In an interview with Expression Interrupted, imprisoned Kurdish journalist Abdurrahman Gök said that he had been arrested because of his documentation of the police shooting of Kemal Kurkut during the 2017 Newroz celebrations. The next hearing in Gök’s case will be on 5 December in Diyarbakır (Amed).
Mezopotamya Agency editor Gök was one of the journalists sent to prison awaiting trial after mass arrests of pro-Kurdish circles across the country in the run-up to the first round of general elections in May, in which President Recep Tayyip Erdoğan secured another term. The next hearing of the case against him will be held on 5 December in Diyarbakır (Amed).
The indictment against the journalist cites books that can be legitimately ordered online, the social security registration entered for him by the institution he works for and photographs he took in northern Syria as evidence of his alleged “membership of an illegal organisation”.

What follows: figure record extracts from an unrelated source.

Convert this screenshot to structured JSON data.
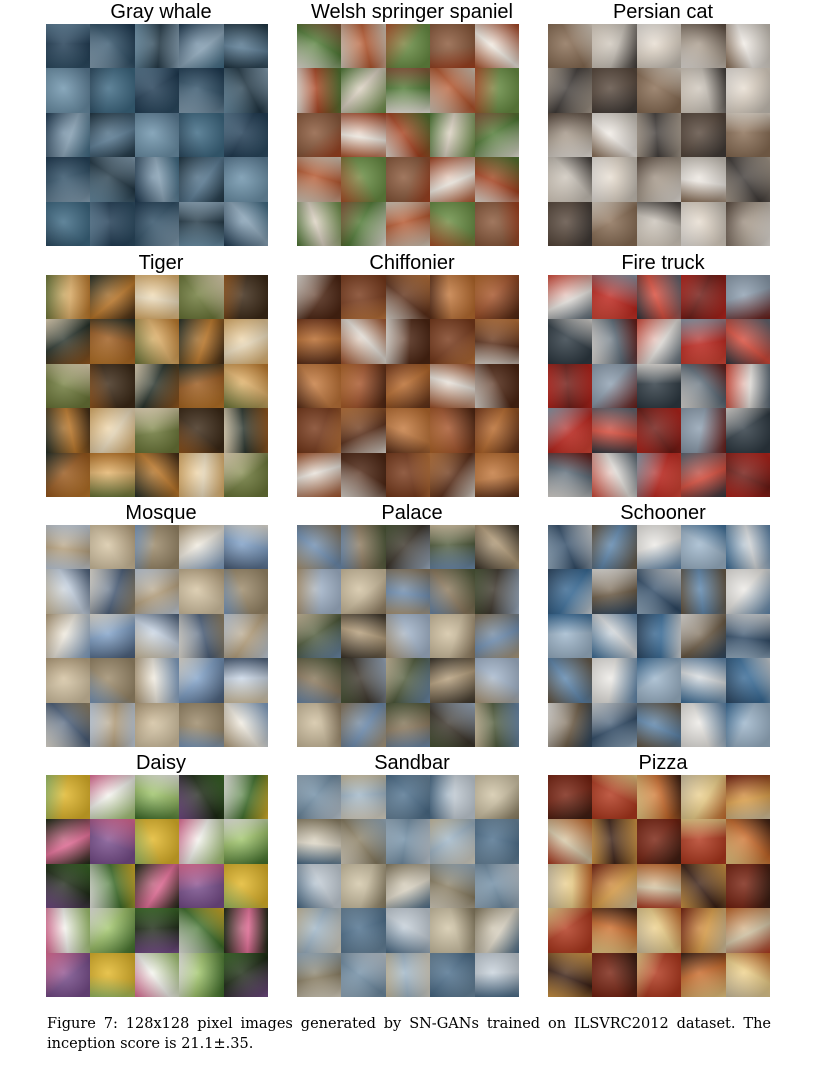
{
  "figure": {
    "panels": [
      {
        "title": "Gray whale",
        "palette": [
          "#2f4f66",
          "#5b7d96",
          "#1e3a52",
          "#8ea9bd",
          "#3e6a84",
          "#203644",
          "#6f95ad"
        ]
      },
      {
        "title": "Welsh springer spaniel",
        "palette": [
          "#b4552c",
          "#f2ece3",
          "#4f7a34",
          "#8c5a3c",
          "#dcd2c2",
          "#6a8f44",
          "#a7421f"
        ]
      },
      {
        "title": "Persian cat",
        "palette": [
          "#c9c2b8",
          "#f1ece6",
          "#8a6e55",
          "#b2a596",
          "#5a4a3e",
          "#e4d9cb",
          "#3f3a37"
        ]
      },
      {
        "title": "Tiger",
        "palette": [
          "#c07a2a",
          "#3d2a17",
          "#e3b36b",
          "#6e7a3a",
          "#9b5a1e",
          "#f0e0c0",
          "#27322a"
        ]
      },
      {
        "title": "Chiffonier",
        "palette": [
          "#7a3b1c",
          "#a4532a",
          "#4e2613",
          "#c47a3f",
          "#e8e2da",
          "#5c2f19",
          "#b86a2c"
        ]
      },
      {
        "title": "Fire truck",
        "palette": [
          "#c0261d",
          "#8e9fb0",
          "#e8e4df",
          "#6d1b15",
          "#5b6a77",
          "#d94b3a",
          "#2f3b44"
        ]
      },
      {
        "title": "Mosque",
        "palette": [
          "#d8c7a6",
          "#7fa0c7",
          "#b8a27e",
          "#f0ebe0",
          "#4b5f7a",
          "#9c8a6a",
          "#c9d6e6"
        ]
      },
      {
        "title": "Palace",
        "palette": [
          "#8d7a5e",
          "#b59e7b",
          "#6f8fb3",
          "#4e5a3a",
          "#d2c2a2",
          "#3b342a",
          "#a7b9cf"
        ]
      },
      {
        "title": "Schooner",
        "palette": [
          "#5d86ad",
          "#d9dde0",
          "#2f4a66",
          "#9fb7cc",
          "#6b5a44",
          "#eceae6",
          "#3b6f9c"
        ]
      },
      {
        "title": "Daisy",
        "palette": [
          "#f4f4ee",
          "#3e6f2a",
          "#e2b72a",
          "#1c2a14",
          "#7a4f8e",
          "#9fc46a",
          "#e96f9a"
        ]
      },
      {
        "title": "Sandbar",
        "palette": [
          "#9fb6c8",
          "#d2c6a8",
          "#6f8ca3",
          "#c9d3dc",
          "#8a7e62",
          "#4d6f8c",
          "#e3dccb"
        ]
      },
      {
        "title": "Pizza",
        "palette": [
          "#b2391e",
          "#e0a24a",
          "#7a2412",
          "#f0d28a",
          "#3a1f14",
          "#c96a2a",
          "#d8c9a8"
        ]
      }
    ]
  },
  "caption": "Figure 7:  128x128 pixel images generated by SN-GANs trained on ILSVRC2012 dataset.  The inception score is 21.1±.35."
}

Gök’s detention: A chronicle of threats and intimidation following exposé of police shooting
Gök has been a journalist for nearly 20 years, but the public knows him primarily for the photographs he took in 2017, documenting the shots Turkish police fired at 23-year-old Kemal Kurkut, killing the young Kurd as he was joining the Newroz celebrations.

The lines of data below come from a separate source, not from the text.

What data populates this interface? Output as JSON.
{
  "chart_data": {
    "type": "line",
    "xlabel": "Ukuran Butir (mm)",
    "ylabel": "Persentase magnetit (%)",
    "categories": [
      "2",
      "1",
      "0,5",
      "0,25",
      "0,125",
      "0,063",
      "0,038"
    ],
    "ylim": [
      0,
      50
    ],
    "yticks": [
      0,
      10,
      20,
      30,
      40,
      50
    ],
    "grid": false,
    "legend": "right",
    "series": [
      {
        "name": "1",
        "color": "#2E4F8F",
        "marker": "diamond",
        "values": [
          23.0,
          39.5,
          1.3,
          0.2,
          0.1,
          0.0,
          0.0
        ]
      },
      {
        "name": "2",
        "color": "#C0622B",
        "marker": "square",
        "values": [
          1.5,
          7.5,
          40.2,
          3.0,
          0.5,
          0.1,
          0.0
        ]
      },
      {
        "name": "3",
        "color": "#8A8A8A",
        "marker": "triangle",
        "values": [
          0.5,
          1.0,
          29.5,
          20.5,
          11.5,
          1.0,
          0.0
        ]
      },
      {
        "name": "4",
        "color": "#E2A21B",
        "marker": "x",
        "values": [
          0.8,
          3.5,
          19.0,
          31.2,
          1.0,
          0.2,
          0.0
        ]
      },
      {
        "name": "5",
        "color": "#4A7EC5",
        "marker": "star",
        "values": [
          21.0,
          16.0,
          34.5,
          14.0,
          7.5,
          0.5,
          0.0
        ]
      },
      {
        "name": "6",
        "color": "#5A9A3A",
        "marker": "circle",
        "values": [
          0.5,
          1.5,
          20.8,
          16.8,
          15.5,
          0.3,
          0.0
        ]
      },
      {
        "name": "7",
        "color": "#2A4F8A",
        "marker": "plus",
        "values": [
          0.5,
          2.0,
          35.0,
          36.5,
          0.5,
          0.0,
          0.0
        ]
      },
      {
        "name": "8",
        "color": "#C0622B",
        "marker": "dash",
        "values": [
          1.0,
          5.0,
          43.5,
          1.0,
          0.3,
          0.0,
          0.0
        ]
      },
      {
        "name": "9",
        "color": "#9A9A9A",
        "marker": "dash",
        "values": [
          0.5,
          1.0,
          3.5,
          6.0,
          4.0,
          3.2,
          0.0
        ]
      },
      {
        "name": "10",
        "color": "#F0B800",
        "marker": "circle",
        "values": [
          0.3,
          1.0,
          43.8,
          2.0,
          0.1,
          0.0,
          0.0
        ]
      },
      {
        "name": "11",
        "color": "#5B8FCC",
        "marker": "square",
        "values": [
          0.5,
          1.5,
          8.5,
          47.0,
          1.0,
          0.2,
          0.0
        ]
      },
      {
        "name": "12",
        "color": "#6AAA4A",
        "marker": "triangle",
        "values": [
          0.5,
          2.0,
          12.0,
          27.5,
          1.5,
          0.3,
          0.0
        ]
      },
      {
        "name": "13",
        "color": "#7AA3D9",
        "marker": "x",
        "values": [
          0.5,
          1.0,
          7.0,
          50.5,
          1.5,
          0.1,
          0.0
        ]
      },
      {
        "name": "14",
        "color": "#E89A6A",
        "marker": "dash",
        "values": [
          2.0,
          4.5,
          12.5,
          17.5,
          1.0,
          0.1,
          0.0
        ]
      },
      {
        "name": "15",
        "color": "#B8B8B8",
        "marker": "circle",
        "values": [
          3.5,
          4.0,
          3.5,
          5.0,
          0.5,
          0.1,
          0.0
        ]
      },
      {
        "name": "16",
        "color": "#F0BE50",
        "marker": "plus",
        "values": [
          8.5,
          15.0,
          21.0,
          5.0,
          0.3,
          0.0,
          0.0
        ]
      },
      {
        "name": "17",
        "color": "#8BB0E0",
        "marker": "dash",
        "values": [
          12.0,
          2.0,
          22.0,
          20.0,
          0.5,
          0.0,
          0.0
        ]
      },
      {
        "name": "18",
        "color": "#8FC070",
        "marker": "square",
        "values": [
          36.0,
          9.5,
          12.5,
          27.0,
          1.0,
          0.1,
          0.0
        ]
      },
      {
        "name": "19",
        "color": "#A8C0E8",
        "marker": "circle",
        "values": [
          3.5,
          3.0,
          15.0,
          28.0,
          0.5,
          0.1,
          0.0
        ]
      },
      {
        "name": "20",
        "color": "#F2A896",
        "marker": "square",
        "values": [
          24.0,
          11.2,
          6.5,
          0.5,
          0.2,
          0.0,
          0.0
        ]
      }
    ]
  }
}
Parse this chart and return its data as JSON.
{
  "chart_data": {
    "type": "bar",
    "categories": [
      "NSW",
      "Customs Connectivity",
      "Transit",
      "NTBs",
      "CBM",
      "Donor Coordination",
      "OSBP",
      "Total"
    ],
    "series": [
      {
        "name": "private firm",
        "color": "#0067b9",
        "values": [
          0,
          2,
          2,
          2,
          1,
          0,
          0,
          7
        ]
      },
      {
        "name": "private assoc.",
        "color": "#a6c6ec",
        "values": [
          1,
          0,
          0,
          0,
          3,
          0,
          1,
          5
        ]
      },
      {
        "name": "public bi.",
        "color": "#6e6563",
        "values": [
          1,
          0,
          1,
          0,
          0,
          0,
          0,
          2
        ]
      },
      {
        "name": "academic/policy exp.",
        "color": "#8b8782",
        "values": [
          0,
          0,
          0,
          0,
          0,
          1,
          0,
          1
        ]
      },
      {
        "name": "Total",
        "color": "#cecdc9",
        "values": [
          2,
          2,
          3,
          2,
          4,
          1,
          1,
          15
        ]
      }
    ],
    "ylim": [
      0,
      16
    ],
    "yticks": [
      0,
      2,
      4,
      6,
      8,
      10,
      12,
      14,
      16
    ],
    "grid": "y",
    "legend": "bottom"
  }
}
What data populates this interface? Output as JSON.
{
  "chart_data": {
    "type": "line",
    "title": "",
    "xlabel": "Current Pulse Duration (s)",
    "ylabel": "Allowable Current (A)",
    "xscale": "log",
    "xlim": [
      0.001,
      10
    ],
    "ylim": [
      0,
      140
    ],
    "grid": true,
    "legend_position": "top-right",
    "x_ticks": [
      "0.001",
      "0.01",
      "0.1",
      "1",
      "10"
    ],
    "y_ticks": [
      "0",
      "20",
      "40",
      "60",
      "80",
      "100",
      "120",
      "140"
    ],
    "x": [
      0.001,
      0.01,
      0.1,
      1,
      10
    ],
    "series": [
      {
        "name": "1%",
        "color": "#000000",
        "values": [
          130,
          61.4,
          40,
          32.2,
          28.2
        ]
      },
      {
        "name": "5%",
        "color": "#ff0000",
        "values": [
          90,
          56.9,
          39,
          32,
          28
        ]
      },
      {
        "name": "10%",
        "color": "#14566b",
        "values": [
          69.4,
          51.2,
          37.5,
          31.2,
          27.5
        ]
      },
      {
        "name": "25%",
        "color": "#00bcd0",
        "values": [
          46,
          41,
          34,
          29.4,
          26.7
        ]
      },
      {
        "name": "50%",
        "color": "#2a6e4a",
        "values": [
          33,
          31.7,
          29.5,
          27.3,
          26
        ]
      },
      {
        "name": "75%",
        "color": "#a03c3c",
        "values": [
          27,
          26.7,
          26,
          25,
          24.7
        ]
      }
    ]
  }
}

The governor at the time said Kurkut had been wielding a knife at the police checkpoint on the way to the area the festival was taking place. Police officers claimed the young man had been a suicide bomber.
Gök’s series of photographs showed Kurkut, topless and holding a water bottle in one hand and an object that may or may not have been a knife in the other, running along with his back turned to the police, and collapsing shortly after, having been shot in the back.

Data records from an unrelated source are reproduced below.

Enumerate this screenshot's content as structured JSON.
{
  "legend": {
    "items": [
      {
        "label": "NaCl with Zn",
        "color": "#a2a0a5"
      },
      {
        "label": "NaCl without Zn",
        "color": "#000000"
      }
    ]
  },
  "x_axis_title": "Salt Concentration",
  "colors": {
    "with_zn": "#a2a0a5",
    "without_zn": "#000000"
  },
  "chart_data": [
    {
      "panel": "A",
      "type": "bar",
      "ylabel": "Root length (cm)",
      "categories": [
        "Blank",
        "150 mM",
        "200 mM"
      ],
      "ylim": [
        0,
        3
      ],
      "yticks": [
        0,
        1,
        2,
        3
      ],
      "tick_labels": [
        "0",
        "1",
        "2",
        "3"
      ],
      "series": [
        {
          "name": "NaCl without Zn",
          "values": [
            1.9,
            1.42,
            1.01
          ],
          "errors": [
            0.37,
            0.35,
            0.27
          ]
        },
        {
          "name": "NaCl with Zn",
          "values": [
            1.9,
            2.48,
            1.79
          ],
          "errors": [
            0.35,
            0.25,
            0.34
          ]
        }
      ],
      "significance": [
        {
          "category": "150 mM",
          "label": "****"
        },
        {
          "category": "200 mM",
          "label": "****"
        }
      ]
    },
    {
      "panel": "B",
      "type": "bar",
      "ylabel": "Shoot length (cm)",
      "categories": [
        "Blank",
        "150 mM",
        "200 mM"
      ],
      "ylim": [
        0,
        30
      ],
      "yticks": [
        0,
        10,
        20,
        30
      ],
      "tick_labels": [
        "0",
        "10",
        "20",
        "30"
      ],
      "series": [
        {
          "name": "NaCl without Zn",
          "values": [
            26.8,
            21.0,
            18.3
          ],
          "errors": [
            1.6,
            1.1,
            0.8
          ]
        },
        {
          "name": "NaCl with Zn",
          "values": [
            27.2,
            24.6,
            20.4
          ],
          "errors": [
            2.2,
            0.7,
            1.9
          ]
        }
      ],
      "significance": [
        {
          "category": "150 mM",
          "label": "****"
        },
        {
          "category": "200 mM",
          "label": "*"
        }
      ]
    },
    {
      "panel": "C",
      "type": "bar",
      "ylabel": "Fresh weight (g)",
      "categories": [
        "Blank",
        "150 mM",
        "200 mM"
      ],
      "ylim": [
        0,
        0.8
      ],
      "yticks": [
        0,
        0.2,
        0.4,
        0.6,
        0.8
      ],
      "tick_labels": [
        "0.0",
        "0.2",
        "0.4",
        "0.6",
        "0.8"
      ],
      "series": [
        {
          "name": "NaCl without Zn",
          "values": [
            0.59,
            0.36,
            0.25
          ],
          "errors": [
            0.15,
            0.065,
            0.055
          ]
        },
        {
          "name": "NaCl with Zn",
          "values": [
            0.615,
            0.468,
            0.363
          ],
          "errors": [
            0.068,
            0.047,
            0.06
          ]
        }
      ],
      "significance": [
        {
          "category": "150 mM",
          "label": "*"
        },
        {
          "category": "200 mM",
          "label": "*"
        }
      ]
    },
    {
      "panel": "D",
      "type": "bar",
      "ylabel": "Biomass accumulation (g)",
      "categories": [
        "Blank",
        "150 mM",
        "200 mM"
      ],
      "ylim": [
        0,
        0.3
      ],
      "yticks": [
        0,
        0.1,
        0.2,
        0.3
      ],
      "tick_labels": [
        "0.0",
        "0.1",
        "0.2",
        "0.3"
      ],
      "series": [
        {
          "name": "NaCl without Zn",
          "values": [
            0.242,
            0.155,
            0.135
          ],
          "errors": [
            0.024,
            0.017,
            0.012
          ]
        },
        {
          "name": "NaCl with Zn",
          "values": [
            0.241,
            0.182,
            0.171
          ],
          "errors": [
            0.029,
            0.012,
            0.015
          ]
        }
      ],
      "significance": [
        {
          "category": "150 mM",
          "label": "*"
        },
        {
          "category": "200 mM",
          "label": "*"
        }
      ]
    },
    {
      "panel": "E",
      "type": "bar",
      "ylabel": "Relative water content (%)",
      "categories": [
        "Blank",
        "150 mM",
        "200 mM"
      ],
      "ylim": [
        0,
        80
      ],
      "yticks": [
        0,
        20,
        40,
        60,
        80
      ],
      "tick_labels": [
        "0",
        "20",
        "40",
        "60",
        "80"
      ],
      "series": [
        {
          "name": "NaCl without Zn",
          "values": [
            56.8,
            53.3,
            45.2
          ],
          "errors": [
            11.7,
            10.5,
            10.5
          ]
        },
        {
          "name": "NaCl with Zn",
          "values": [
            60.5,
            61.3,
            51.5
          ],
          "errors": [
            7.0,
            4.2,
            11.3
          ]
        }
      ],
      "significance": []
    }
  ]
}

Two officers were investigated for the death of the university student, but were acquitted in 2022.
“After publishing these photographs, I was subjected to many threats, from physical surveillance to technical surveillance, from anonymous phone calls to house raids. I was repeatedly arrested. Now, finally, I have been remanded in custody,” Gök said.
In 2022, Gök was sentenced to 18 months and 22 days in prison for these photographs. His lawyers stated that they would take the case to appeal.
“After the Kemal Kurkut photograph was published, the police raided my house. Since I was at work, I went to the police station afterwards and gave my statement. I was told that someone had informed on me. I didn’t know the details. Then it resulted in non-prosecution. I was called to testify on that same case again in 2017, the same year. In October 2018, the police raided my house again. I was released three days later after giving a statement at the police station,” Gök said.
When the police officer who shot Kurkut was acquitted after the trials, a new indictment was lodged against Gök. This time the prosecution demanded up to 22 and a half years in prison. The indictment was based entirely on his journalistic activities. He was tried without detention, on the basis of an indictment consisting of news reports and photographs and the testimony of a secret witness. The prosecution claimed that Gök had taken the photographs in question “on the instructions of the organisation”.
Gök the journalist
Gök has spent the last 12 years of his more than 20 years of journalism in conflict zones, travelling to Syria in 2011 to follow the civil war, following ISIS attacks against Sinjar (Shengal) in northern Iraq and Kobani (Kobanê) in Syria in 2014, and following the campaign against ISIS in Raqqa in 2016-17. Gök, who also covered the nationwide protests that started with the death of Jîna Mahsa Amini in Iran, said that all these were quite challenging processes, adding:
“However, when your news stories help people with their problems, you also cope with your own traumas. When you do human-oriented, nature-oriented journalism, when you focus on human stories, you actually contribute to the solution of many problems.”
Gök, who has now been behind bars for seven months, said that every time he watched TV he wished he was in Gaza, and that he also wanted to report on Turkey’s attacks on Kurdish-controlled areas in North and East Syria.
“When I don’t see [the attacks on North and East Syria] on TV or in the newspapers, I realise why I am in prison,” Gök said, pointedly.
The journalist said that he spends a lot of his time in prison reading, adding that he does not have access to opposition newspapers and television channels and can only get news from sources that praise the government.